Цвет глаз Люси менялся сообразно калейдоскопу чувств, испытываемых ею: то они были чистыми, как горные озера, то сразу и серыми, и зелеными, и голубыми. Она умоляюще смотрела на Пола, но его рот снова прижался к ее губам, но на этот раз так нежно и бережно, словно он задался целью заставить ее сердце выпрыгнуть из груди. Люси поняла: больше она не в силах даже сделать вид, что противится его ласкам. Желание сохранить достоинство растаяло под внезапным торжествующим наплывом его нежности, и, когда этот наплыв превратился в сбивающий с ног поток, Люси прижалась к Полу, позабыв обо всем.

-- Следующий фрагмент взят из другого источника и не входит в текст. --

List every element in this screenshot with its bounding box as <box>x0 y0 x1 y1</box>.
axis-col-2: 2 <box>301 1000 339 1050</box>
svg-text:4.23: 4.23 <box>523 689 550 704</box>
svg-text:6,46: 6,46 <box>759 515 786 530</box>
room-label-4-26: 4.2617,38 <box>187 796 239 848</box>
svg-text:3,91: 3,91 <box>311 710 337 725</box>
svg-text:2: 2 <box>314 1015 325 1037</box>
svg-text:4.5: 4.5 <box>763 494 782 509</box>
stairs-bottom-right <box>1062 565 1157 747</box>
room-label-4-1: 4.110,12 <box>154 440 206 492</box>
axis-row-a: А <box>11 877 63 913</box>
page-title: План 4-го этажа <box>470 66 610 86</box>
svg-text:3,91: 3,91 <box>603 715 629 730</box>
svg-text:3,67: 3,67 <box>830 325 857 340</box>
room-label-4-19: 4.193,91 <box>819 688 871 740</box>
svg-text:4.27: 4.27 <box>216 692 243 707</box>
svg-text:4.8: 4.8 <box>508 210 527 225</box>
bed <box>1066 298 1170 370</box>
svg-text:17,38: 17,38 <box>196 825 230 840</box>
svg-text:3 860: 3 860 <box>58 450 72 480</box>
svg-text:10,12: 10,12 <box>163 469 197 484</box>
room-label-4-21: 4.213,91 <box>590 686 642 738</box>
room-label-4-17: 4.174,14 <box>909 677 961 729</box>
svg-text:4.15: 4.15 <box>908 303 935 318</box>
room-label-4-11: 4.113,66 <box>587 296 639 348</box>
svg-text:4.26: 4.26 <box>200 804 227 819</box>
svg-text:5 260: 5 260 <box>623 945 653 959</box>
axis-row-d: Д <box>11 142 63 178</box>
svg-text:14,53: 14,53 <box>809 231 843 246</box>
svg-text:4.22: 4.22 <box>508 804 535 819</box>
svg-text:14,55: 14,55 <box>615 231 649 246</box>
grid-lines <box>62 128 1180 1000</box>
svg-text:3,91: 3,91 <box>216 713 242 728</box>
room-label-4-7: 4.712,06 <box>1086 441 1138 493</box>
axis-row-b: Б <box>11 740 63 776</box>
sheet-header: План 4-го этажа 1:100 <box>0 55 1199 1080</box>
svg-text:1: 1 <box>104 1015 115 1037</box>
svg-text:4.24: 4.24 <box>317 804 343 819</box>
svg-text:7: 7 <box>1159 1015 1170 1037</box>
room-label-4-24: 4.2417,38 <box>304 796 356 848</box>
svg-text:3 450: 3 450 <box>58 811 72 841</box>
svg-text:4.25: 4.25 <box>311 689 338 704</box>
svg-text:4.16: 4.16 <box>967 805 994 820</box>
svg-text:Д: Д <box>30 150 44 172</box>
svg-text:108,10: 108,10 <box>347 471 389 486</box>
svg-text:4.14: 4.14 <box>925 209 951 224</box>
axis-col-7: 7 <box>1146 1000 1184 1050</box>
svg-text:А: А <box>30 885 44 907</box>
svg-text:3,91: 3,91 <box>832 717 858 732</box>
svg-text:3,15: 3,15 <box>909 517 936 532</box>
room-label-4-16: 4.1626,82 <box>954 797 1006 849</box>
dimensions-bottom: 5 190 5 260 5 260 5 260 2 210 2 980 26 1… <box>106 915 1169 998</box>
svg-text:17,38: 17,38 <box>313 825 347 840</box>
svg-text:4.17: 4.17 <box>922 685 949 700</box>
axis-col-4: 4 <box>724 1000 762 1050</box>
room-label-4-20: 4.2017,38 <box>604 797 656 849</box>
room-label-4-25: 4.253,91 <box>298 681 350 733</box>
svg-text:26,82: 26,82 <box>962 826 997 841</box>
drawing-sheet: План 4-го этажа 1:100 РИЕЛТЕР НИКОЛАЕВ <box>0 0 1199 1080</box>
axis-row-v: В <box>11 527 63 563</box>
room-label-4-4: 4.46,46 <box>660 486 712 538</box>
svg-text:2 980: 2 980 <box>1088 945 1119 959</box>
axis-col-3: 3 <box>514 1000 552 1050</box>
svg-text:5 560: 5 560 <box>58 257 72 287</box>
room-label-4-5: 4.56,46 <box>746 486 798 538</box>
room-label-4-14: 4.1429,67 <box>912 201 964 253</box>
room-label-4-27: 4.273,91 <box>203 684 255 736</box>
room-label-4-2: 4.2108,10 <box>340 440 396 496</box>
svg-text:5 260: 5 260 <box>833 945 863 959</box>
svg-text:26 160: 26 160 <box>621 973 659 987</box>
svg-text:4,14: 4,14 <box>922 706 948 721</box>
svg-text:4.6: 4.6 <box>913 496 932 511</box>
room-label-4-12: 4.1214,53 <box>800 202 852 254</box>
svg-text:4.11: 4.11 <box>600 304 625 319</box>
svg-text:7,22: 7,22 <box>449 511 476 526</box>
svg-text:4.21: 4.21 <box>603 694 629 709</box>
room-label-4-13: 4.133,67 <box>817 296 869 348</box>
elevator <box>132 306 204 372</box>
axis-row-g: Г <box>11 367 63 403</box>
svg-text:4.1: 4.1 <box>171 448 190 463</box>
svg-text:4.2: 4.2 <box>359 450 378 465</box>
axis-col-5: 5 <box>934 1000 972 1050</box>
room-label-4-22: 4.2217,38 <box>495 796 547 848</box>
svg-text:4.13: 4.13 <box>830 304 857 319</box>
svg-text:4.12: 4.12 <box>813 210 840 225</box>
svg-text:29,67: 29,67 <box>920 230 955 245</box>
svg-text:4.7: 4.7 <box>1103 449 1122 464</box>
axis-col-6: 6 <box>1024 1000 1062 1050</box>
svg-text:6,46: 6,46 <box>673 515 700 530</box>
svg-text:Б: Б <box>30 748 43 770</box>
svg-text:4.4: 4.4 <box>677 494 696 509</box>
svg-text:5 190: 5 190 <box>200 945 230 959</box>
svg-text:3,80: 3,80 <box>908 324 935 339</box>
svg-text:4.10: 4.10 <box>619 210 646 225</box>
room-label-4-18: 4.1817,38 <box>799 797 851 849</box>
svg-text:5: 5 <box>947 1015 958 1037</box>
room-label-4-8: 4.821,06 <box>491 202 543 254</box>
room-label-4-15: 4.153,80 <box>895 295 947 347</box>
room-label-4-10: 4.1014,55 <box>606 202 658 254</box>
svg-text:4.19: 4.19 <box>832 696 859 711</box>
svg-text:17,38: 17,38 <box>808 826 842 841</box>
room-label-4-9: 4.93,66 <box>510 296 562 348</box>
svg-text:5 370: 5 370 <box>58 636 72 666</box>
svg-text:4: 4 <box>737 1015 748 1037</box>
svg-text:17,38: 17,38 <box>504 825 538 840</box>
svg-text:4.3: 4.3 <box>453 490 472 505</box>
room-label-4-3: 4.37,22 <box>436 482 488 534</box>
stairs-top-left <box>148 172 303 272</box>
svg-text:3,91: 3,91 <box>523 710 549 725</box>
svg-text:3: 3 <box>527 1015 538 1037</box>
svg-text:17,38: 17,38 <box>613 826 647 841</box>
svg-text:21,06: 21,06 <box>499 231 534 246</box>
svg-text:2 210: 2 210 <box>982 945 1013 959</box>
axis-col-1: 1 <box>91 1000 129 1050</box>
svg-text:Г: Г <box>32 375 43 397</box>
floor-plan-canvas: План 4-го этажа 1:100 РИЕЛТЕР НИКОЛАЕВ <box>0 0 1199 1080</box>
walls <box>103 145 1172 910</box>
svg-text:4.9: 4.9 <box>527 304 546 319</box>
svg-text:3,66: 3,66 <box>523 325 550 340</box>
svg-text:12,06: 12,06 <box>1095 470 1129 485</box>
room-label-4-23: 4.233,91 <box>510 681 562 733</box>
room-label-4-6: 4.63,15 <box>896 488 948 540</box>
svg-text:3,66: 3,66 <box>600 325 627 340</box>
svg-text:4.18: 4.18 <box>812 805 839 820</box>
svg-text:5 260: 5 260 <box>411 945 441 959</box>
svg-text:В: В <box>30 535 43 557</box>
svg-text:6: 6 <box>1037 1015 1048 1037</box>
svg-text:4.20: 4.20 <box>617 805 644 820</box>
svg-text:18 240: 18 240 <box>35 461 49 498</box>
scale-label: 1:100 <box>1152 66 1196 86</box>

— Ах Люси, Люси, — смеясь, прошептал Пол охрипшим голосом, не отрываясь от ее губ.
Он подхватил ее на руки, перенес через комнату и осторожно положил на подушки, покрывавшие честерфилдский диван. Он опустился рядом на колени, взял ее лицо в свои ладони и ласкал его взглядом. Люси вновь почувствовала странную гипнотизирующую силу его сияющих, еще больше потемневших глаз.
— Ну что, Люси, вы все еще торопитесь на автобус, спешите в Лондон? Или уж мы проведем остаток дня вместе? — спросил он. — Миссис Майлс ушла, мы здесь одни.